Federal Appeals Court Threatens Charter School Autonomy

A decision in the 4th U.S. Circuit Court of Appeals in North Carolina has banned charter schools from requiring girls to wear skirts. The court said it was unconstitutional for Charter Day School (CDS) to keep the skirt requirement in place because the school is a “state actor” and can’t have gender-based dress codes because they violate equal-protection laws — welcome to America.

The crucial part of the ruling is that charter schools are “state actors.” This could end charter schools’ independence and cause them to disappear altogether. The danger is that the state could encroach further because it is now directly involved in the dress code.

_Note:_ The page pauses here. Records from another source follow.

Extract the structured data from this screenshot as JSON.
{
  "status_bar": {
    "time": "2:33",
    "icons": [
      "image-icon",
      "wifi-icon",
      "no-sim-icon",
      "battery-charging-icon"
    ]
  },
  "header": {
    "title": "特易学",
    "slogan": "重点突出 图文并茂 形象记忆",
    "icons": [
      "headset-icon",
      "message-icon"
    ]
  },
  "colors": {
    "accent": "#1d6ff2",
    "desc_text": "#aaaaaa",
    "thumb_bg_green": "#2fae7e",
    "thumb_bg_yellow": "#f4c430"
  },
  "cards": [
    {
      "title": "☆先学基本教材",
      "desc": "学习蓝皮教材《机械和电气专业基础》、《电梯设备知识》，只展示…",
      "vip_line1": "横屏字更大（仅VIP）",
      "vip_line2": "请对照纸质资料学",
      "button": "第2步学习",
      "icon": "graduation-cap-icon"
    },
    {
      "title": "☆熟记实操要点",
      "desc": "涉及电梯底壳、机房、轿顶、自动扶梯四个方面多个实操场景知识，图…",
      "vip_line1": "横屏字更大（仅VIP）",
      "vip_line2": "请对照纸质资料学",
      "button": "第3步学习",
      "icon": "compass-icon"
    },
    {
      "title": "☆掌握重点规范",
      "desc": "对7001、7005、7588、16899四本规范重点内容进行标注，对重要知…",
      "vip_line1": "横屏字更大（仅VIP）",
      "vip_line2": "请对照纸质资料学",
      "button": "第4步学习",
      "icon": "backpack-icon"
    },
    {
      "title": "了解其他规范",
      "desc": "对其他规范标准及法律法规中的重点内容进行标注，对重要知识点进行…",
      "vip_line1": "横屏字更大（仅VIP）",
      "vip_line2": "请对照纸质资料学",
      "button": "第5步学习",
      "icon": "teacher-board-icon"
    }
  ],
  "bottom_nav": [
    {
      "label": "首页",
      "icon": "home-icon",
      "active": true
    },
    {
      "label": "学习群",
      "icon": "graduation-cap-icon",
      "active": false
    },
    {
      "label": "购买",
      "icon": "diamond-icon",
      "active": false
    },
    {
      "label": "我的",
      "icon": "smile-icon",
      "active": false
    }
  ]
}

The court said, “Ultimately, the evidence showed that the skirts requirement has restricted the extent to which the plaintiffs can obtain the academic, social and physical benefits of their education at CDS, and has exposed them to ongoing psychological harm and discriminatory treatment solely on the basis of gender.”

The defendants in the appeal are comprised of far-left organizations, including AFSCME, ACLU, and the American Federation of Teachers. None of them are concerned about students, but they care deeply about removing the rights of charter schools.

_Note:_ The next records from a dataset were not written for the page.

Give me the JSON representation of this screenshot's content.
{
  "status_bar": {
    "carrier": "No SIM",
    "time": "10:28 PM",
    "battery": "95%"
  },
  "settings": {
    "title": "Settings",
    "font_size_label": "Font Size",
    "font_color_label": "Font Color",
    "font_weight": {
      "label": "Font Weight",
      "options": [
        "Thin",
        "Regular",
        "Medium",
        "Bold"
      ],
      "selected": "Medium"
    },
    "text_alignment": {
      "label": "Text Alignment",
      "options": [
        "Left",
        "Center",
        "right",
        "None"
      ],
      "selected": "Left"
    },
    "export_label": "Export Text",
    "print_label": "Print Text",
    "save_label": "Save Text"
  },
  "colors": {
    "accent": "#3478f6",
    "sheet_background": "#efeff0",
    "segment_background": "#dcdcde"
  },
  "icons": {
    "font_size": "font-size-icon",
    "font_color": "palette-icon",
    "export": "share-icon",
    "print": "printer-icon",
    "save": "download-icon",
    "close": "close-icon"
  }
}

The court continued, “The record thus conclusively supports the district court’s determination that the plaintiffs have been denied their constitutional guarantee of Equal Protection, in violation of the Supreme Court’s decades-old decision to root out differential and harmful treatment based on gender stereotypes.”

Would the court also remove the requirement that “boys may not wear jewelry and must keep hair ‘neatly trimmed and off the collar… and not below the top of the ears or eyebrows,’” or is this just about skirts? It’s confusing to remove one gender-based requirement while leaving the others in place.

The other requirements weren’t touched on because this isn’t about gender at all. It’s about independent education.

Charter schools are an option, not a requirement. If the students aren’t comfortable, they can go to another school or speak to the school board and try to make changes.